Trump still displays ambivalence on the issue, largely backing Kennedy and his actions but touting his own record. He called Operation Warp Speed “one of the greatest achievements ever in politics” at a Cabinet meeting in August while sitting near Kennedy.
In a post on his social media platform Truth Social earlier this month, the president called for wider publicizing of data on COVID vaccines to show how successful they were..
“Many people think they are a miracle that saved Millions of lives,” Trump wrote. “Others disagree! With CDC being ripped apart over this question, I want the answer, and I want it NOW. I have been shown information from Pfizer, and others, that is extraordinary, but they never seem to show those results to the public.”
Kennedy, meanwhile, was a prominent critic of pandemic-era public health measures, and his supporters and fellow vaccine skeptics still attack Trump for Operation Warp Speed. As Health Secretary, Kennedy is trying to thread a needle: credit the president who hired him while dismantling much of what built Operation Warp Speed.
Ashish K. Jha, dean of the Brown University School of Public Health who served as COVID-19 response coordinator under President Biden, said he thinks Kennedy’s position is untenable.
“I think Donald Trump deserves a tremendous amount of credit for Warp Speed,” Jha said. “You see [Kennedy] dancing around, on the one hand gutting mRNA funding and on the other praising Trump’s success. I think this is going to be a very hard line for him to walk for an extended period of time.”
Jha said he even suggested to the Biden administration during the pandemic to brand it the “Trump vaccine” to try to reach skeptics, though his suggestion was not adopted.
Another Republican senator, Thom Tillis of North Carolina, said he questioned Kennedy at the previous hearing about his views on Warp Speed because mRNA advances were a key success, and he wonders whether Kennedy is “discrediting the whole basis for those vaccines.”
But Tillis, who grew up in a working-class family, said his primary concern is that average Americans may take cues from Kennedy. He wants to reset that narrative.
“Having people wonder about the safety of these vaccines is a very dangerous thing for people who grew up like I did,” Tillis said. “Mr. Kennedy’s well-resourced. I’m sure he’s never wanted for any health care that he needed. People like the way I grew up have, and that’s why we got to be careful.”
Not all Republicans take issue with Kennedy’s approach.
Representative Diana Harshbarger of Tennessee, a pharmacist, said she got the initial COVID vaccine but said “hell no” to booster shots.
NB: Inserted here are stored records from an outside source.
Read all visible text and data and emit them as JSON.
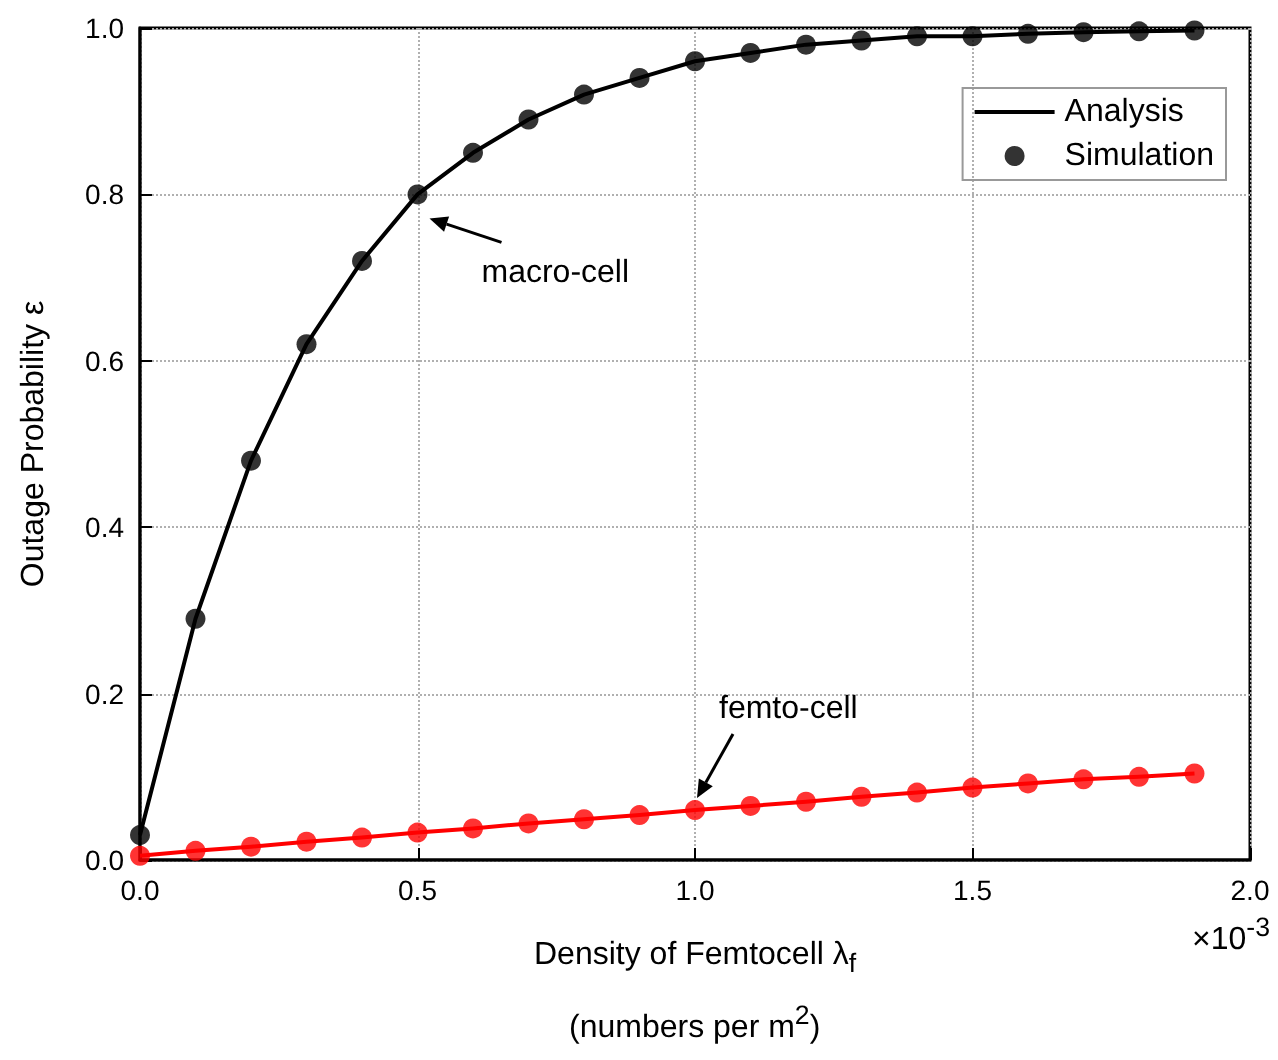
{
  "chart_data": {
    "type": "line",
    "xlabel": "Density of Femtocell λ$_{f}$\n(numbers per m$^{2}$)",
    "ylabel": "Outage Probability ε",
    "x": [
      0,
      0.1,
      0.2,
      0.3,
      0.4,
      0.5,
      0.6,
      0.7,
      0.8,
      0.9,
      1.0,
      1.1,
      1.2,
      1.3,
      1.4,
      1.5,
      1.6,
      1.7,
      1.8,
      1.9
    ],
    "xlim": [
      0,
      2
    ],
    "xticks": [
      {
        "value": 0,
        "label": "0.0"
      },
      0.5,
      {
        "value": 1,
        "label": "1.0"
      },
      1.5,
      {
        "value": 2,
        "label": "2.0"
      }
    ],
    "ylim": [
      0,
      1
    ],
    "yticks": [
      {
        "value": 0,
        "label": "0.0"
      },
      {
        "value": 0.2,
        "label": "0.2"
      },
      {
        "value": 0.4,
        "label": "0.4"
      },
      {
        "value": 0.6,
        "label": "0.6"
      },
      {
        "value": 0.8,
        "label": "0.8"
      },
      {
        "value": 1,
        "label": "1.0"
      }
    ],
    "series": [
      {
        "type": "line",
        "name": "Analysis",
        "color": "#000000",
        "marker": "none",
        "values": [
          0.03,
          0.29,
          0.48,
          0.62,
          0.72,
          0.8,
          0.85,
          0.89,
          0.92,
          0.94,
          0.96,
          0.97,
          0.98,
          0.985,
          0.99,
          0.99,
          0.993,
          0.995,
          0.996,
          0.997
        ]
      },
      {
        "type": "scatter",
        "name": "Simulation",
        "color": "#000000",
        "marker": "circle",
        "values": [
          0.03,
          0.29,
          0.48,
          0.62,
          0.72,
          0.8,
          0.85,
          0.89,
          0.92,
          0.94,
          0.96,
          0.97,
          0.98,
          0.985,
          0.99,
          0.99,
          0.993,
          0.995,
          0.996,
          0.997
        ]
      },
      {
        "type": "line",
        "color": "#ff0000",
        "marker": "none",
        "values": [
          0.005,
          0.011,
          0.016,
          0.022,
          0.027,
          0.033,
          0.038,
          0.044,
          0.049,
          0.054,
          0.06,
          0.065,
          0.07,
          0.076,
          0.081,
          0.087,
          0.092,
          0.097,
          0.1,
          0.104
        ]
      },
      {
        "type": "scatter",
        "color": "#ff0000",
        "marker": "circle",
        "values": [
          0.005,
          0.011,
          0.016,
          0.022,
          0.027,
          0.033,
          0.038,
          0.044,
          0.049,
          0.054,
          0.06,
          0.065,
          0.07,
          0.076,
          0.081,
          0.087,
          0.092,
          0.097,
          0.1,
          0.104
        ]
      }
    ],
    "annotations": [
      {
        "text": "macro-cell",
        "x": 0.5,
        "y": 0.8
      },
      {
        "text": "femto-cell",
        "x": 1.0,
        "y": 0.06
      },
      "×10$^{-3}$"
    ],
    "grid": true,
    "legend": "top right"
  }
}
She supports Kennedy’s recent actions and questions why COVID shots are still necessary.
“Hindsight’s 2020,” Harshbarger said. “We did what was right at the time. … You can do your phase one, two, and three clinical trials, but the real test starts when it hits the general public.”
Studies have found the vaccines to be safe and effective.
Meanwhile, some Democrats remain unconvinced that the pushback from some Republicans matters all that much since they’ve already put him in office and now have little other recourse.
“I think it’s all washed out by what Kennedy is doing,” said Hawaii Democratic Senator Brian Schatz. “I mean, I understand what they want to do, which is to stroke Trump’s ego and try to redirect him towards a pro-public health stance. But just count me as a skeptic about whether or not that’s going to work.”